Wednesday, 13 November 2013

Syria : The Danger of Energy Geopolitics.

Back in September military action by the US and France over the alleged chemical weapons attack by Assad's forces on a suburb of Damascus seemed inevitable. Dossiers were being produced and ministers were waxing indignant about the need to 'punish' Assad.

The rapid climbdown by the US was forced upon it by  Russia's brilliantly timed diplomatic intervention when they struck a deal in which Assad would allow both  Russia and the US to oversee the destruction of the chemical weapons arsenal. The US was thereby allowed  to save face and claim its coercive diplomacy had worked.

War was averted. Yet the issue, of course, was never completely about chemical weapons, though the hardline on 'weapons of mass destruction' was also designed to send out a message to Iran that their alleged programme to build a nuclear bomb was of a piece with the dangerous rogue state of Syria which is its stalwart ally.
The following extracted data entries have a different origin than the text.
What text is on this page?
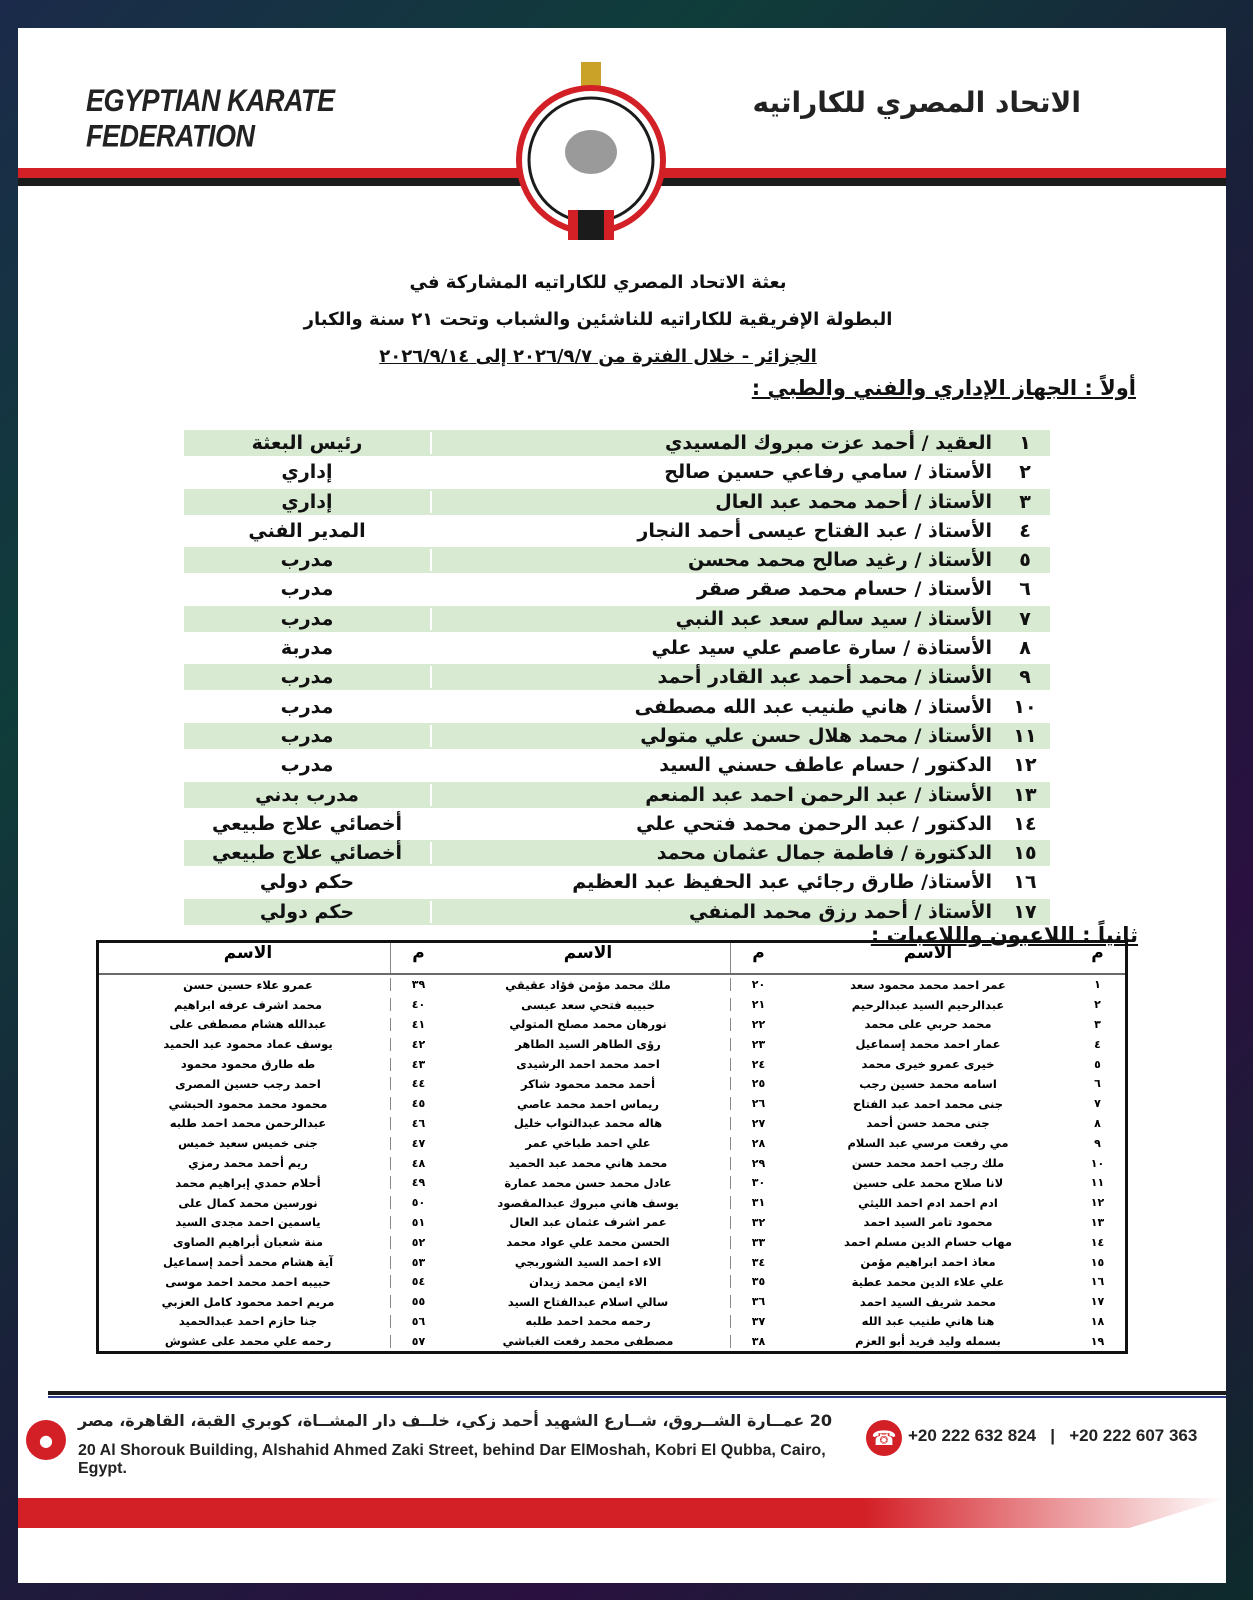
EGYPTIAN KARATE FEDERATION
الاتحاد المصري للكاراتيه
بعثة الاتحاد المصري للكاراتيه المشاركة في
البطولة الإفريقية للكاراتيه للناشئين والشباب وتحت ٢١ سنة والكبار
الجزائر - خلال الفترة من ٢٠٢٦/٩/٧ إلى ٢٠٢٦/٩/١٤
أولاً : الجهاز الإداري والفني والطبي :
١
العقيد / أحمد عزت مبروك المسيدي
رئيس البعثة
٢
الأستاذ / سامي رفاعي حسين صالح
إداري
٣
الأستاذ / أحمد محمد عبد العال
إداري
٤
الأستاذ / عبد الفتاح عيسى أحمد النجار
المدير الفني
٥
الأستاذ / رغيد صالح محمد محسن
مدرب
٦
الأستاذ / حسام محمد صقر صقر
مدرب
٧
الأستاذ / سيد سالم سعد عبد النبي
مدرب
٨
الأستاذة / سارة عاصم علي سيد علي
مدربة
٩
الأستاذ / محمد أحمد عبد القادر أحمد
مدرب
١٠
الأستاذ / هاني طنيب عبد الله مصطفى
مدرب
١١
الأستاذ / محمد هلال حسن علي متولي
مدرب
١٢
الدكتور / حسام عاطف حسني السيد
مدرب
١٣
الأستاذ / عبد الرحمن احمد عبد المنعم
مدرب بدني
١٤
الدكتور / عبد الرحمن محمد فتحي علي
أخصائي علاج طبيعي
١٥
الدكتورة / فاطمة جمال عثمان محمد
أخصائي علاج طبيعي
١٦
الأستاذ/ طارق رجائي عبد الحفيظ عبد العظيم
حكم دولي
١٧
الأستاذ / أحمد رزق محمد المنفي
حكم دولي
ثانياً : اللاعبون واللاعبات :
م
الاسم
م
الاسم
م
الاسم
١
عمر احمد محمد محمود سعد
٢٠
ملك محمد مؤمن فؤاد عقيقي
٣٩
عمرو علاء حسين حسن
٢
عبدالرحيم السيد عبدالرحيم
٢١
حبيبه فتحي سعد عيسى
٤٠
محمد اشرف عرفه ابراهيم
٣
محمد حربي على محمد
٢٢
نورهان محمد مصلح المتولي
٤١
عبدالله هشام مصطفى على
٤
عمار احمد محمد إسماعيل
٢٣
رؤى الطاهر السيد الطاهر
٤٢
يوسف عماد محمود عبد الحميد
٥
خيرى عمرو خيرى محمد
٢٤
احمد محمد احمد الرشيدى
٤٣
طه طارق محمود محمود
٦
اسامه محمد حسين رجب
٢٥
أحمد محمد محمود شاكر
٤٤
احمد رجب حسين المصرى
٧
جنى محمد احمد عبد الفتاح
٢٦
ريماس احمد محمد عاصي
٤٥
محمود محمد محمود الحبشي
٨
جنى محمد حسن أحمد
٢٧
هاله محمد عبدالتواب خليل
٤٦
عبدالرحمن محمد احمد طلبه
٩
مي رفعت مرسي عبد السلام
٢٨
علي احمد طباخي عمر
٤٧
جنى خميس سعيد خميس
١٠
ملك رجب احمد محمد حسن
٢٩
محمد هاني محمد عبد الحميد
٤٨
ريم أحمد محمد رمزي
١١
لانا صلاح محمد على حسين
٣٠
عادل محمد حسن محمد عمارة
٤٩
أحلام حمدي إبراهيم محمد
١٢
ادم احمد ادم احمد الليثي
٣١
يوسف هاني مبروك عبدالمقصود
٥٠
نورسين محمد كمال على
١٣
محمود تامر السيد احمد
٣٢
عمر اشرف عثمان عبد العال
٥١
ياسمين احمد مجدى السيد
١٤
مهاب حسام الدين مسلم احمد
٣٣
الحسن محمد علي عواد محمد
٥٢
منة شعبان أبراهيم الصاوى
١٥
معاذ احمد ابراهيم مؤمن
٣٤
الاء احمد السيد الشوربجي
٥٣
آية هشام محمد أحمد إسماعيل
١٦
علي علاء الدين محمد عطية
٣٥
الاء ايمن محمد زيدان
٥٤
حبيبه احمد محمد احمد موسى
١٧
محمد شريف السيد احمد
٣٦
سالي اسلام عبدالفتاح السيد
٥٥
مريم احمد محمود كامل العزبي
١٨
هنا هاني طنيب عبد الله
٣٧
رحمه محمد احمد طلبه
٥٦
جنا حازم احمد عبدالحميد
١٩
بسمله وليد فريد أبو العزم
٣٨
مصطفى محمد رفعت الغباشي
٥٧
رحمه علي محمد على عشوش
●
20 عمــارة الشــروق، شــارع الشهيد أحمد زكي، خلــف دار المشــاة، كوبري القبة، القاهرة، مصر
20 Al Shorouk Building, Alshahid Ahmed Zaki Street, behind Dar ElMoshah, Kobri El Qubba, Cairo, Egypt.
☎ +20 222 632 824 | +20 222 607 363
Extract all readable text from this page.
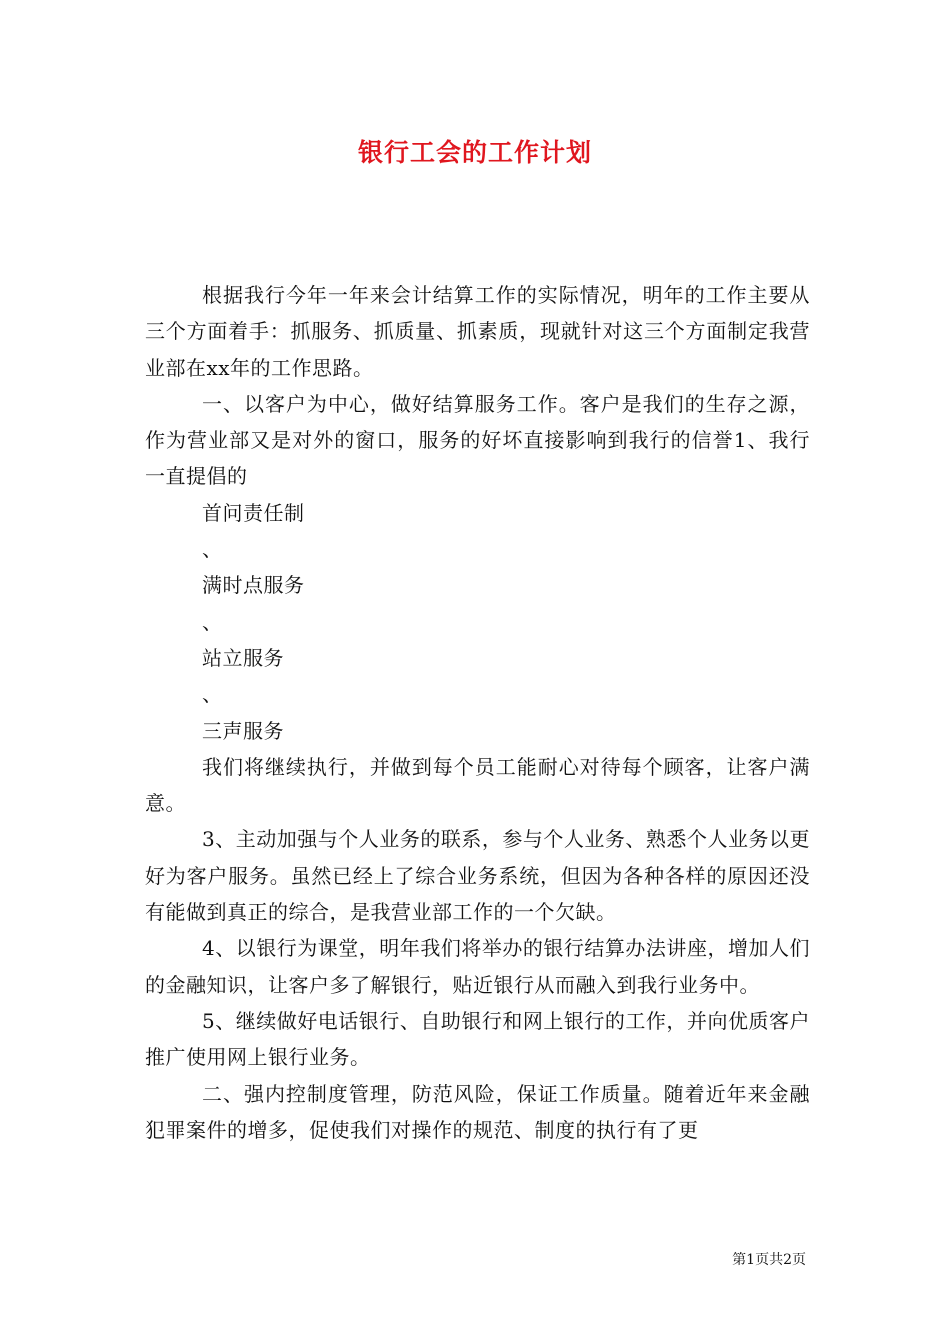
银行工会的工作计划

根据我行今年一年来会计结算工作的实际情况，明年的工作主要从三个方面着手：抓服务、抓质量、抓素质，现就针对这三个方面制定我营业部在xx年的工作思路。

一、以客户为中心，做好结算服务工作。客户是我们的生存之源，作为营业部又是对外的窗口，服务的好坏直接影响到我行的信誉1、我行一直提倡的

首问责任制

、

满时点服务

、

站立服务

、

三声服务

我们将继续执行，并做到每个员工能耐心对待每个顾客，让客户满意。

3、主动加强与个人业务的联系，参与个人业务、熟悉个人业务以更好为客户服务。虽然已经上了综合业务系统，但因为各种各样的原因还没有能做到真正的综合，是我营业部工作的一个欠缺。

4、以银行为课堂，明年我们将举办的银行结算办法讲座，增加人们的金融知识，让客户多了解银行，贴近银行从而融入到我行业务中。

5、继续做好电话银行、自助银行和网上银行的工作，并向优质客户推广使用网上银行业务。

二、强内控制度管理，防范风险，保证工作质量。随着近年来金融犯罪案件的增多，促使我们对操作的规范、制度的执行有了更

第1页共2页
The reason why the US and France were drawn to the brink of intervening with missile strikes and aircraft carriers had been sent to the Eastern Mediterranean was the dangerous New Great Game over gas resources and pipeline routes, one that explains Western double standards over Syria and Egypt.

After the Egyptian army had mown down protesters and their barricades with bullets and bulldozers  in the streets of Cairo who were against the military coup, Western diplomats made weasel comments about the need for dialogue. When Assad was alleged to have used poison gas in Syria, the call was to remove him.

From the US perspective, there was far less to gain in intervening to try and put pressure on Assad than certain EU powers such as Britain and France. The US felt it needed to act because it was tied to the rhetoric about Assad's use of chemical weapons being a 'red line' that once, when crossed, necessitated action.

True, the US still has energy interests in the Middle East better served by shoring up the regional powers that are backing the Sunni insurgents seeking to overthrow Assad's Shia regime, most obviously Saudi Arabia and Turkey. But the shale gas 'revolution' in the US reduced dependence upon the other enemy of Assad-Qatar.

All three external powers backing and funding the insurgents against Assad decided to do so in order to get a new regime that would not oppose their energy interests, in particular the plan to build more gas pipelines to EU states, to export Qatari liquefied natural gas ( LNG ) and reduce dependence on Iran and Russia.

Energy geopolitics is a prime determiner of  the relations between states in the early twenty first century as the race is on to control supplies that are not keeping pace with the burgeoning demand. States haunted by the prospect of their decline such as Britain and France have been the most aggressive in struggling to retain influence.

Part of this is post-imperial hubris but that ties together with both these states role as large arms providers to Middle Eastern states such as Qatar and Saudi Arabia. The BG group has major interests in exploiting Egyptian gas reserves ( hence the mealy mouthed denunciations of SCAF for their bloody coup d' etat ).

The problem with Syria, from France and Britain's perspective, is that he occupies a piece of strategic land through which Iran wants to extend its energy interests no less than Russia which has leased a naval port in Tarsous through which it can protect its energy interests in the Levant with new discoveries of undersea gas.

But Russia also seeks to guarantee the potential "Islamic pipeline' that would, in any post-civil war Syria, be built from the South Pars gas field that Iran shares with Qatar through Iraq and Syria to the Mediterranean. That would cut the power of Qatar and Turkey as energy providers to the EU.

Despite the immediate crisis having diminished since September 2013, the longer term potential for intractable conflict remains. More than that, there is evidence that radicalised Muslims are going to and fro from Western nations to Syria to become hardened jihadists and who might carry out attacks there.

There is evidence that the secret services have been prepared to use these jihadists as 'assets' in the past from Afghanistan, to Azerbaijan, Bosnia and Kosovo in order to further energy interests. The prospect of 'blowback' being visited upon Britain and France is a lethal consequence of this New Great Game.